Suppose I have a tensor batch_bboxes of shape (BATCH_SIZE, 10000, 4), each bbox is represented by 4 float values.
I also have a tensor best_batch_idxs of shape (BATCH_SIZE, 100) where for each batch these are the 100 bboxes with the highest confidence scores that I’m trying to select.

The following program using a loop would work:

import torch

BATCH_SIZE = 8

batch_bboxes = torch.randn(size=(BATCH_SIZE, 10000, 4), dtype=torch.float32)

print('\n' + 'batch_bboxes.shape = ' + str(batch_bboxes.shape) + '\n')

batch_best_idxs = torch.randint(low=0, high=10000, size=(BATCH_SIZE, 100)).type(torch.int64)

print('\n' + 'batch_sorted_idxs.shape = ' + str(batch_best_idxs.shape) + '\n')

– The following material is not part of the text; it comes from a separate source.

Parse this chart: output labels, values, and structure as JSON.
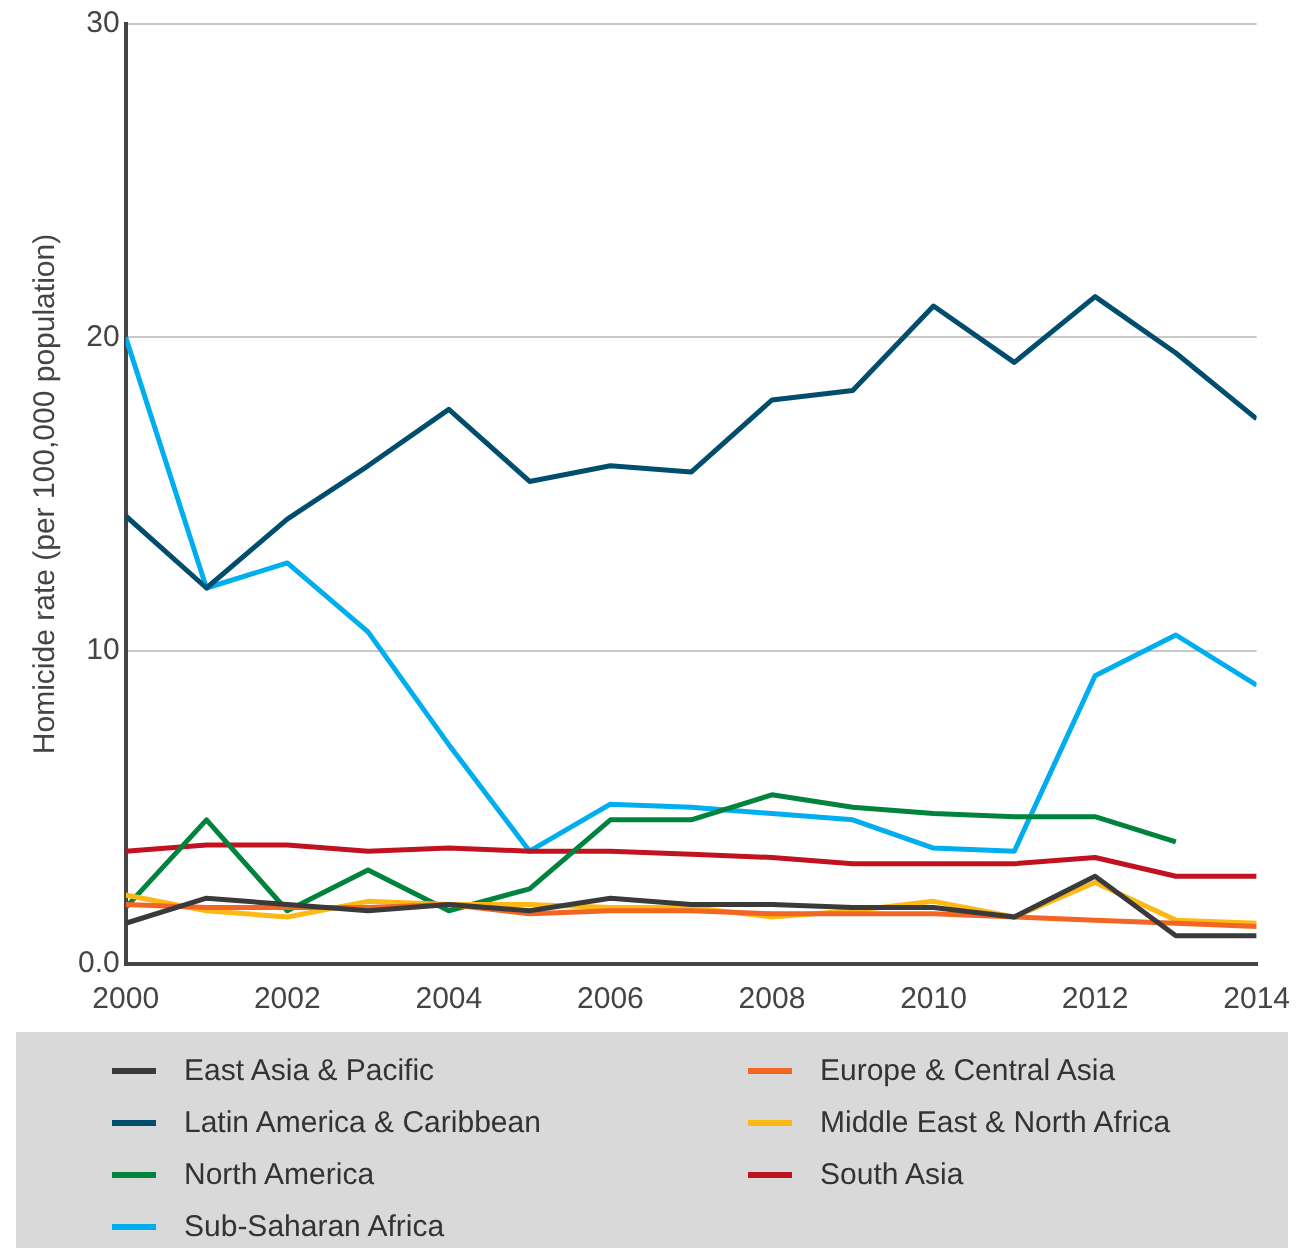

batch_selected_bboxes = torch.full(size=(BATCH_SIZE, 100, 4), fill_value=-9999.9999, dtype=torch.float32)
for batch_idx in range(BATCH_SIZE):
    bboxes = batch_bboxes[batch_idx]
    best_idxs = batch_best_idxs[batch_idx]
    selected_bboxes = bboxes[best_idxs]
    batch_selected_bboxes[batch_idx] = selected_bboxes
# end for

print('\n' + 'batch_selected_bboxes.shape = ' + str(batch_selected_bboxes.shape) + '\n')

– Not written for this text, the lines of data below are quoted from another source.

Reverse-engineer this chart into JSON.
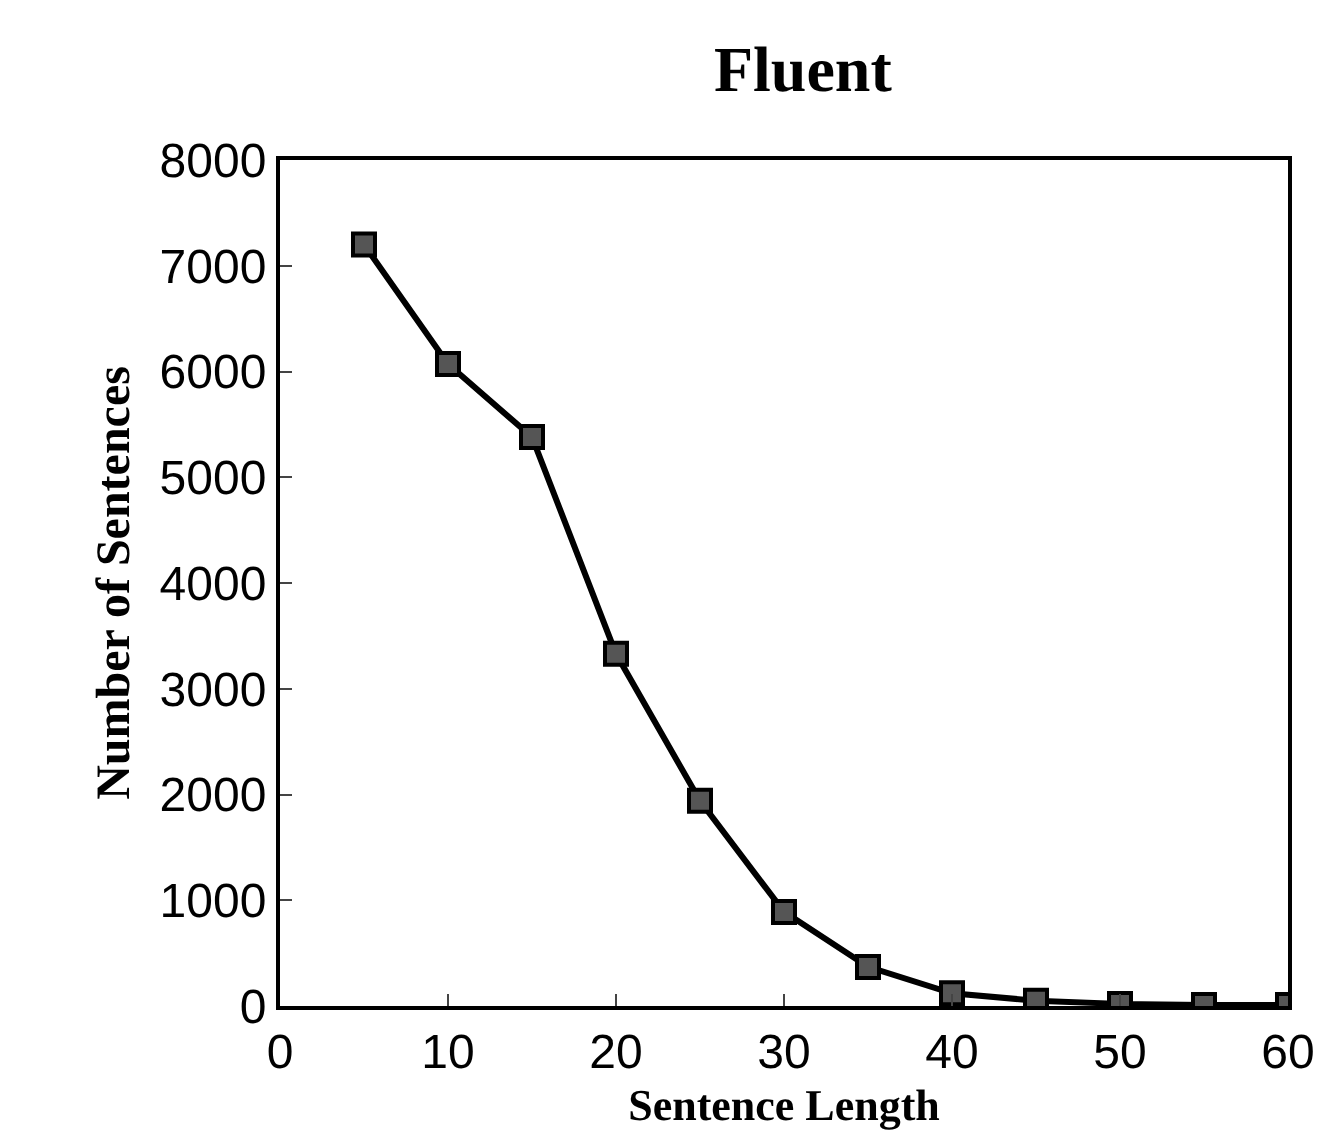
{
  "chart_data": {
    "type": "line",
    "title": "Fluent",
    "xlabel": "Sentence Length",
    "ylabel": "Number of Sentences",
    "x": [
      5,
      10,
      15,
      20,
      25,
      30,
      35,
      40,
      45,
      50,
      55,
      60
    ],
    "series": [
      {
        "color": "#000000",
        "values": [
          7200,
          6070,
          5380,
          3330,
          1940,
          890,
          370,
          120,
          50,
          20,
          10,
          10
        ]
      }
    ],
    "xlim": [
      0,
      60
    ],
    "xticks": [
      0,
      10,
      20,
      30,
      40,
      50,
      60
    ],
    "ylim": [
      0,
      8000
    ],
    "yticks": [
      0,
      1000,
      2000,
      3000,
      4000,
      5000,
      6000,
      7000,
      8000
    ],
    "marker": "square",
    "line_style": "solid"
  }
}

If I was willing to sacrifice readability I could change the for loop part to:

for batch_idx in range(BATCH_SIZE):
    batch_selected_bboxes[batch_idx] = batch_bboxes[batch_idx][batch_best_idxs[batch_idx]]
# end for

But this is still slow since it’s using a loop. Is there a way to do this without a loop, instead using some combination of torch.index_select, torch.gather, or fancy indexing? It seems it should be possible to do this without a loop but so far I haven’t been able to work out how, any suggestions?